Kansas Feedlot Closeouts Up; Follow Seasonal Trend

Kansas feedlot closeouts in July declined from what may be the second-largest such monthly move of the year in June and followed the seasonal trend, although at a higher level.

The information came from monthly survey of selected Kansas feedlots by the Kansas State University Extension Service.  The data then was compiled by the Livestock Marketing Information Service, extrapolating the information to give a picture of the entire state.

On average, Kansas feedlots sold 4,892 head of slaughter-ready cattle to packers for slaughter and processing into beef and other products, the survey showed.  This was down 152, or 3.01%, from June’s 5,044 head and 855, or 14.9%, below last year’s 5,747 head.  However, it was 548, or 12.6%, above the 2013-2017 average of 4,344 head.

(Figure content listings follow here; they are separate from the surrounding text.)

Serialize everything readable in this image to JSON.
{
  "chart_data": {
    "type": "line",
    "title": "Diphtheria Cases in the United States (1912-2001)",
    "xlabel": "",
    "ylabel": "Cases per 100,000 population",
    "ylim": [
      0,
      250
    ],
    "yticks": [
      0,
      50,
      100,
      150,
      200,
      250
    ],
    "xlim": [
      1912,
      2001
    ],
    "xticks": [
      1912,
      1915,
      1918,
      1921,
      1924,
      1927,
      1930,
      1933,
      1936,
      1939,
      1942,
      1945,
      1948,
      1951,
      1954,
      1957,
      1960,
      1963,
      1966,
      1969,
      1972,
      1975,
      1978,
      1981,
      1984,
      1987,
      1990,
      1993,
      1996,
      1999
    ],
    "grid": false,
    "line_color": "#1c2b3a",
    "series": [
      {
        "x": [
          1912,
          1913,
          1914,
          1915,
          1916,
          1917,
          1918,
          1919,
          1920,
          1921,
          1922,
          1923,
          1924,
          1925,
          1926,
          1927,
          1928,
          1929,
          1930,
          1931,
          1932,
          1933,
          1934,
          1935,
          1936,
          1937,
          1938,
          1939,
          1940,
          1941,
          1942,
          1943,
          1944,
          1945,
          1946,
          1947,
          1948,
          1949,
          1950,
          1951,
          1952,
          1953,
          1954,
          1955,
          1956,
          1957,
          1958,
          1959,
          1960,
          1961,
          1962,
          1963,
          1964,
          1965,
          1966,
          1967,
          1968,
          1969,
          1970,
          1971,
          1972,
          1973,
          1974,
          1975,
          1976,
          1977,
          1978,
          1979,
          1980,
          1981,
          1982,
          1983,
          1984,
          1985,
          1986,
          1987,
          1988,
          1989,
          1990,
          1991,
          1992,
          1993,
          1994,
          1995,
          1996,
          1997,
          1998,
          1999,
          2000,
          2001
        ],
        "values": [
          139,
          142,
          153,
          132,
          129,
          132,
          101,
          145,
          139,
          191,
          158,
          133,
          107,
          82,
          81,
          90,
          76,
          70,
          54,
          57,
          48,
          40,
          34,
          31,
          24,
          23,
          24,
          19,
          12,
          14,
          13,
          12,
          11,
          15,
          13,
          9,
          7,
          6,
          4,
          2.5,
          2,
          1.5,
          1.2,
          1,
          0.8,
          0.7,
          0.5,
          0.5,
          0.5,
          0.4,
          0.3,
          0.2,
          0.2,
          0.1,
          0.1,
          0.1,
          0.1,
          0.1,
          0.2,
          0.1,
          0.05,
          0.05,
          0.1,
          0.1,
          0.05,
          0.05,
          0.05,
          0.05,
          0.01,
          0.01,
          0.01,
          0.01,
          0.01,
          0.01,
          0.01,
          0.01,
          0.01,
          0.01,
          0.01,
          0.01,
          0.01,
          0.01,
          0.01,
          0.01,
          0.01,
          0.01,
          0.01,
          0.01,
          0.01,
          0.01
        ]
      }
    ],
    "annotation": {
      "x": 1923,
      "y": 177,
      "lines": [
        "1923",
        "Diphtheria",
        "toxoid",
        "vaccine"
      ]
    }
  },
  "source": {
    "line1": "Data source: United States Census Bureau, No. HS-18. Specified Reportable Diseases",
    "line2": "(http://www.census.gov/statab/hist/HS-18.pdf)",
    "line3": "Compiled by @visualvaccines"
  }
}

Monthly feedlot closeouts had a sharp peak last year in June, skewing the results for July and August, even though they dropped almost as sharply as the June jump.

This year, apart from a significant decline in closeouts in March because of severe weather effects, monthly closeouts have tended to remain about 12% to 15% more than the five-year average.  If the trend keeps up, Kansas feedlot closeouts will decline to a seasonal low in September, bounce a bit in October and test the September low in November before shooting to an annual high in December.




Final sales weights of fed steers in Kansas in July were right on average, following the seasonal trend higher and aiming for the annual high in December.

The average weight of fed steers from the state’s feedlots in July was 1,397 pounds, up 30, or 2.19%, from 1,367 in June and 31, or 2.27%, more than the 1,366 pounds of a year ago.  The 2013-2017 average was 1,398 pounds.

On average, the annual monthly low in closeout weights from Kansas feedlots occurs in April, followed by a similarly low weight in May.  This year, the low came in March as harsh wintry weather hurt cattle growth and weights.  The cattle seem to be back on track, though.




However, with one exception, the cattle going to slaughter this year are less efficient than last year and the previous five-year average.  The monthly closeouts show that cattle spent more time on feed getting to acceptable market weight and finish.

Cattle going to slaughter in July spent an average of 182 days on feed, down nine, or 4.71%, from June’s 191 but 13, or 7.69%, above last year’s 169 and 19.8, or 12.2%, above the 2013-2017 average of 162.2.

This means the average daily gain of the cattle going to slaughter this year is down from last year and the average.  The average in July caught up with last year’s pace but remained below the previous five-year average.

The average daily gain of cattle marketed to packers in July was 3.53 pounds, up from June’s 3.33 pounds and even with last July’s pace.  It also was below the 3.616-pound average.




Cash cattle trade last week was at $100 to $103 per cwt on a live basis, $2 to $5 lower than the previous week.  Dressed-basis trade was at $160 to $167, $4 to $10 lower.

The USDA choice cutout Wednesday was down $5.49 per cwt at $219.89, while select was off $2.58 at $198.40.  The choice/select spread narrowed to $21.49 from $24.40 with 127 loads of fabricated product sold into the spot market.

The CME Feeder Cattle index for the seven days ended Monday was $136.17 per cwt, down $0.20 from the previous day.  This compares with Wednesday’s Sep contract settlement of $136.07, up $2.17.